Com a coleção “Grandma’s Girl”, David Ferreira mostrou o outro lado do seu génio criativo em relação, às estações anteriores. Menos volumes não é necessariamente sinónimo de menos atenção ao detalhe, pelo contrário. Acabado de chegar de Paris, onde apresentou esta mesma coleção em showroom, o designer perpetua silhuetas e cortes, pedrarias e cristais, materiais ricos como o veludo e a pele de cordeiro da Mongólia. Depois do desfile-espetáculo, David Ferreira quer agora dar provas de versatilidade.

Filipe Faísca © Henrique Casinhas/Observador

Mas domingo foi também dia de pesos pesados, a começar com Filipe Faísca. Convidado a mergulhar no universo do bordado da Madeira, o criador voo até ao arquipélago em busca de peças em arquivo. Encontrou, maravilhou-se e apresentou a primeira de duas coleções desenhadas a partir deste lavor tradicional. “É uma coleção sem estação”, afirma Faísca. Deu para ver, pelo esvoaçar da seda, do organdin e do linho na passerelle, pelas flores bordadas nas saias, pelas elaboradas barras dos tecidos. Foi leve, primaveril e campestre. “Apesar de se falar tanto em tecnologia, eu acredito que o futuro também está aqui, no que é feito à mão”, acrescenta. Os vestidos em veludo e as écharpes de lã equilibraram os termómetros desta odisseia insolar. Se neste primeiro capítulo, Faísca utilizou sobretudo bordados de toalhas de mesa, na próxima estação vai estar a trabalhar com uma equipa de bordadeiras em peças inéditas. Nunca antes vista foi também a colaboração do criador com a concept store Olhar de Prata da qual resultaram uns óculos de sol, no mínimo, originais. Não está a ver mal, têm mesmo três lentes.

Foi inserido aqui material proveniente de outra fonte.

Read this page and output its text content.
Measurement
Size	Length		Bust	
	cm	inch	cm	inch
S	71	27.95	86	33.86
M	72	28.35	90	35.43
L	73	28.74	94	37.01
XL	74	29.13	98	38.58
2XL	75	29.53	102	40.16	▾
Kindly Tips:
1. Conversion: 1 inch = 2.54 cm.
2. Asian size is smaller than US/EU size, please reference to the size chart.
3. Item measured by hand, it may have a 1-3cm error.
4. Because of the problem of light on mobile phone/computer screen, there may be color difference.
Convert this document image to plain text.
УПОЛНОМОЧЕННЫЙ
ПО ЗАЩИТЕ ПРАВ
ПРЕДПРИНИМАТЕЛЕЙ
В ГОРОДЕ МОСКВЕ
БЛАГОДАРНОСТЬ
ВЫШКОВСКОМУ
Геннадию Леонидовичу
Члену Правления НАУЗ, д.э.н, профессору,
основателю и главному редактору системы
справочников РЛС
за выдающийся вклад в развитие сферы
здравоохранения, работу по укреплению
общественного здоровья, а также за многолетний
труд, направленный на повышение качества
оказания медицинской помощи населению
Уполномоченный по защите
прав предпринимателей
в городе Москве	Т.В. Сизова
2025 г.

Lidija Kolovrat © Henrique Casinhas/Observador

Etnicidade, misticismo ou, simplesmente, memórias. Dos ingredientes mais comuns nas criações de Lidija Kolovrat, a designer tomou a terceira via. É como se cada modelo a pisar a passerelle fosse uma personagem e, através do styling, refletisse a própria história. Entre malhas felpudas, franjas multicolores e tecidos técnicos, Kolovrat apresentou peças statement capazes de atravessar estações e anos até. Pelo meio, passaram despercebidos estampados feitos com fotografias de família. “Há esse sentimentalismo. Num bomber, criei um padrão com uma fotografia dos meus pais a andarem de mota na Bósnia, foi a primeira mota deles. Nas écharpes, há uma imagem minha com os meus avós, de mãos dadas”, contra a criadora.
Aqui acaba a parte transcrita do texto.